COVID-19 has intensified violence against women

Socio-economic stressors such as employment and external stressors such as food insecurity and family relations have a significant impact, not only on experiences of violence or feelings of safety but also on women’s well-being overall. 

1 in 2 women reported that they or a woman they know have experienced violence since COVID-19

Women are feeling more unsafe at home

The findings revealed that women are feeling less safe at home as conflicts between adults at home has increased, along with the occurrence or threat of physical violence, or because other women in the household have been hurt.

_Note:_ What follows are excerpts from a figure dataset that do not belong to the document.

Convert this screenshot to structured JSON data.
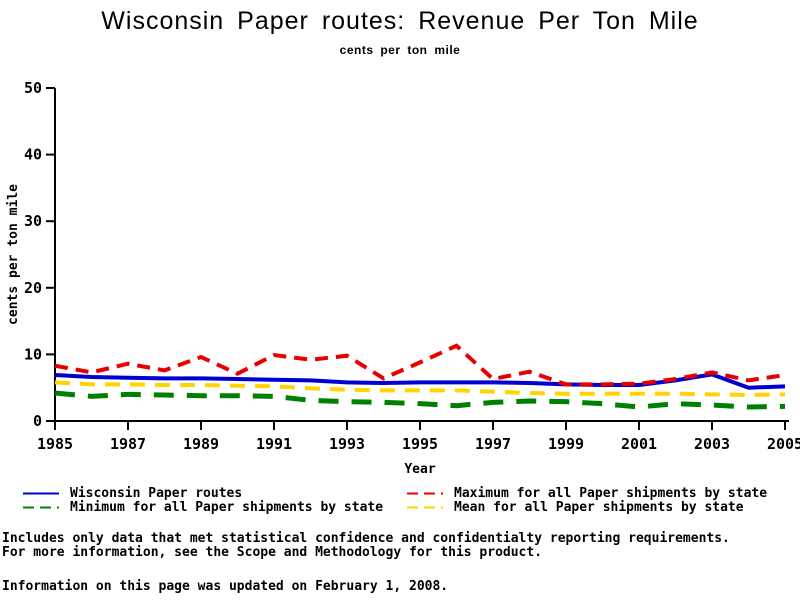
{
  "chart_data": {
    "type": "line",
    "title": "Wisconsin Paper routes: Revenue Per Ton Mile",
    "subtitle": "cents per ton mile",
    "xlabel": "Year",
    "ylabel": "cents per ton mile",
    "xlim": [
      1985,
      2005
    ],
    "ylim": [
      0,
      50
    ],
    "yticks": [
      0,
      10,
      20,
      30,
      40,
      50
    ],
    "xticks": [
      1985,
      1987,
      1989,
      1991,
      1993,
      1995,
      1997,
      1999,
      2001,
      2003,
      2005
    ],
    "grid": false,
    "legend_position": "bottom-two-columns",
    "x": [
      1985,
      1986,
      1987,
      1988,
      1989,
      1990,
      1991,
      1992,
      1993,
      1994,
      1995,
      1996,
      1997,
      1998,
      1999,
      2000,
      2001,
      2002,
      2003,
      2004,
      2005
    ],
    "series": [
      {
        "name": "Wisconsin Paper routes",
        "color": "#0000d0",
        "style": "solid",
        "width": 4,
        "dash": "",
        "values": [
          6.9,
          6.6,
          6.5,
          6.4,
          6.4,
          6.3,
          6.2,
          6.1,
          5.8,
          5.7,
          5.8,
          5.8,
          5.8,
          5.7,
          5.5,
          5.4,
          5.4,
          6.1,
          7.0,
          5.0,
          5.2
        ]
      },
      {
        "name": "Maximum for all Paper shipments by state",
        "color": "#e80000",
        "style": "dashed",
        "width": 4,
        "dash": "13,8",
        "values": [
          8.3,
          7.3,
          8.6,
          7.6,
          9.6,
          7.1,
          9.9,
          9.2,
          9.8,
          6.4,
          8.8,
          11.3,
          6.3,
          7.4,
          5.5,
          5.5,
          5.6,
          6.3,
          7.3,
          6.1,
          6.9
        ]
      },
      {
        "name": "Minimum for all Paper shipments by state",
        "color": "#008000",
        "style": "dashed",
        "width": 5,
        "dash": "20,13",
        "values": [
          4.2,
          3.7,
          4.0,
          3.9,
          3.8,
          3.8,
          3.7,
          3.1,
          2.9,
          2.8,
          2.6,
          2.3,
          2.8,
          3.0,
          2.9,
          2.6,
          2.1,
          2.6,
          2.4,
          2.1,
          2.2
        ]
      },
      {
        "name": "Mean for all Paper shipments by state",
        "color": "#ffd400",
        "style": "dashed",
        "width": 4,
        "dash": "15,10",
        "values": [
          5.8,
          5.5,
          5.5,
          5.4,
          5.4,
          5.3,
          5.2,
          4.9,
          4.7,
          4.6,
          4.6,
          4.6,
          4.4,
          4.2,
          4.1,
          4.1,
          4.1,
          4.1,
          4.0,
          3.9,
          4.0
        ]
      }
    ],
    "draw_order": [
      0,
      2,
      3,
      1
    ]
  },
  "footer": {
    "line1": "Includes only data that met statistical confidence and confidentialty reporting requirements.",
    "line2": "For more information, see the Scope and Methodology for this product.",
    "updated": "Information on this page was updated on February 1, 2008."
  }
}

7 in 10 women think domestic violence has increased during the pandemic.

Women feel less safe in public spaces

Violence against women in public spaces remains a key deterrent to women’s mobility during COVID-19. It limits their access to employment, essential services, and recreational activities. It also negatively impacts their health and well-being.

3 in 5 women think that sexual harassment in public spaces has worsened during COVID-19.

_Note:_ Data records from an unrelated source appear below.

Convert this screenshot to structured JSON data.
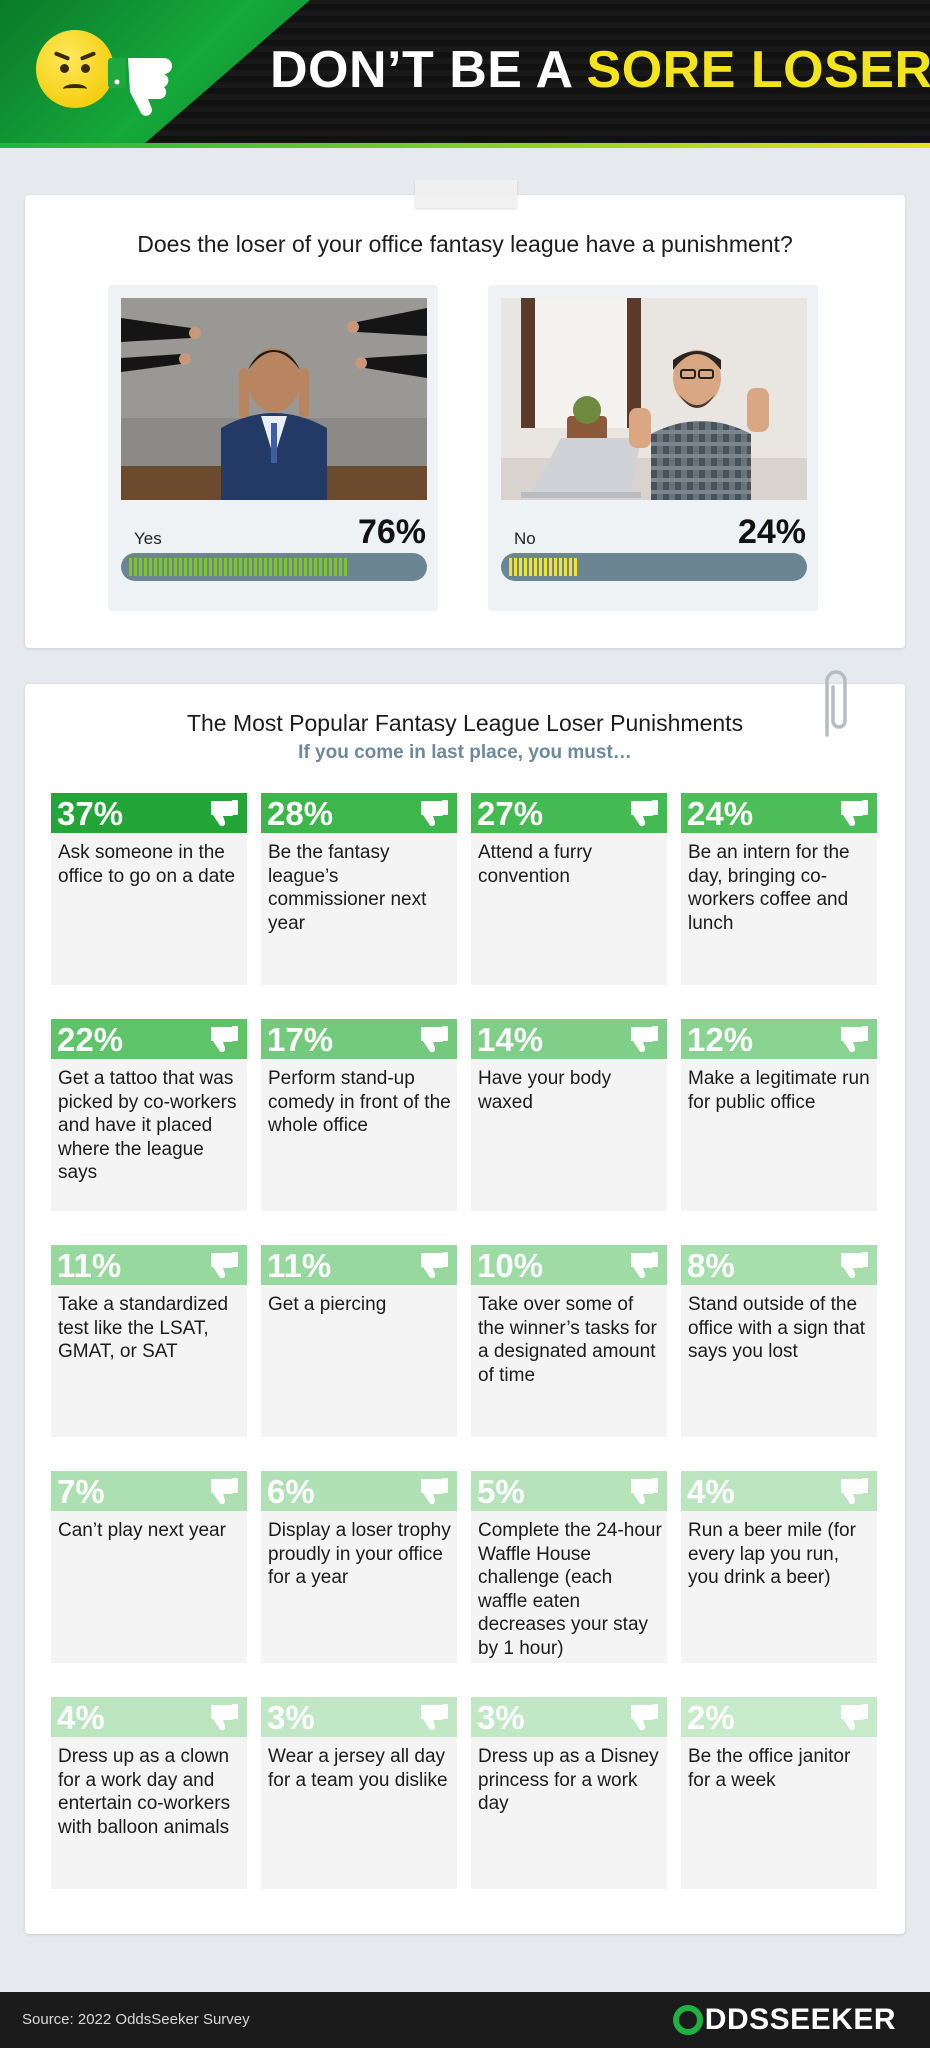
{
  "header": {
    "title_main": "DON’T BE A ",
    "title_highlight": "SORE LOSER"
  },
  "poll": {
    "question": "Does the loser of your office fantasy league have a punishment?",
    "options": [
      {
        "label": "Yes",
        "percent_text": "76%",
        "value": 0.76,
        "color": "#7ec526"
      },
      {
        "label": "No",
        "percent_text": "24%",
        "value": 0.24,
        "color": "#f1e22b"
      }
    ]
  },
  "punishments": {
    "title": "The Most Popular Fantasy League Loser Punishments",
    "subtitle": "If you come in last place, you must…"
  },
  "chart_data": [
    {
      "type": "bar",
      "title": "Does the loser of your office fantasy league have a punishment?",
      "categories": [
        "Yes",
        "No"
      ],
      "values": [
        76,
        24
      ],
      "unit": "%"
    },
    {
      "type": "table",
      "title": "The Most Popular Fantasy League Loser Punishments",
      "subtitle": "If you come in last place, you must…",
      "items": [
        {
          "percent_text": "37%",
          "value": 37,
          "text": "Ask someone in the office to go on a date",
          "color": "#23a637"
        },
        {
          "percent_text": "28%",
          "value": 28,
          "text": "Be the fantasy league’s commissioner next year",
          "color": "#3db64c"
        },
        {
          "percent_text": "27%",
          "value": 27,
          "text": "Attend a furry convention",
          "color": "#45ba52"
        },
        {
          "percent_text": "24%",
          "value": 24,
          "text": "Be an intern for the day, bringing co-workers coffee and lunch",
          "color": "#4ebe5a"
        },
        {
          "percent_text": "22%",
          "value": 22,
          "text": "Get a tattoo that was picked by co-workers and have it placed where the league says",
          "color": "#5ec369"
        },
        {
          "percent_text": "17%",
          "value": 17,
          "text": "Perform stand-up comedy in front of the whole office",
          "color": "#73ca7c"
        },
        {
          "percent_text": "14%",
          "value": 14,
          "text": "Have your body waxed",
          "color": "#7fcf88"
        },
        {
          "percent_text": "12%",
          "value": 12,
          "text": "Make a legitimate run for public office",
          "color": "#89d391"
        },
        {
          "percent_text": "11%",
          "value": 11,
          "text": "Take a standardized test like the LSAT, GMAT, or SAT",
          "color": "#96d89d"
        },
        {
          "percent_text": "11%",
          "value": 11,
          "text": "Get a piercing",
          "color": "#96d89d"
        },
        {
          "percent_text": "10%",
          "value": 10,
          "text": "Take over some of the winner’s tasks for a designated amount of time",
          "color": "#9edba5"
        },
        {
          "percent_text": "8%",
          "value": 8,
          "text": "Stand outside of the office with a sign that says you lost",
          "color": "#a6deac"
        },
        {
          "percent_text": "7%",
          "value": 7,
          "text": "Can’t play next year",
          "color": "#acdfb1"
        },
        {
          "percent_text": "6%",
          "value": 6,
          "text": "Display a loser trophy proudly in your office for a year",
          "color": "#b0e1b5"
        },
        {
          "percent_text": "5%",
          "value": 5,
          "text": "Complete the 24-hour Waffle House challenge (each waffle eaten decreases your stay by 1 hour)",
          "color": "#b6e3ba"
        },
        {
          "percent_text": "4%",
          "value": 4,
          "text": "Run a beer mile (for every lap you run, you drink a beer)",
          "color": "#bbe5bf"
        },
        {
          "percent_text": "4%",
          "value": 4,
          "text": "Dress up as a clown for a work day and entertain co-workers with balloon animals",
          "color": "#bbe5bf"
        },
        {
          "percent_text": "3%",
          "value": 3,
          "text": "Wear a jersey all day for a team you dislike",
          "color": "#c0e8c4"
        },
        {
          "percent_text": "3%",
          "value": 3,
          "text": "Dress up as a Disney princess for a work day",
          "color": "#c0e8c4"
        },
        {
          "percent_text": "2%",
          "value": 2,
          "text": "Be the office janitor for a week",
          "color": "#c7eaca"
        }
      ]
    }
  ],
  "footer": {
    "source": "Source: 2022 OddsSeeker Survey",
    "brand": "DDSSEEKER"
  },
  "icons": {
    "emoji": "angry-face-icon",
    "header_hand": "thumbs-down-icon",
    "tile_icon": "thumbs-down-icon",
    "clip": "paperclip-icon"
  }
}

Women are reluctant to seek help outside the family

For violence that occurs within the home, most women tend to seek help from family than from the authorities, but more women seek help from police when it comes to sexual harassment in public spaces.

Most women (4 in 5) reported that they would reach out for help if they were subject to domestic violence. But only 11% thought women would go to police.

Violence against women during COVID-19 is linked to other negative outcomes

58% Food Insecurity

Women who experienced or know other women who experienced violence since COVID-19, were more likely to be food insecure.

2 in 5 women said that COVID-19 has worsened their overall mental and emotional health.

Women who experienced or know women who experienced violence since COVID-19 were 1.3 times as likely to report increased mental and emotional stress as women who did not.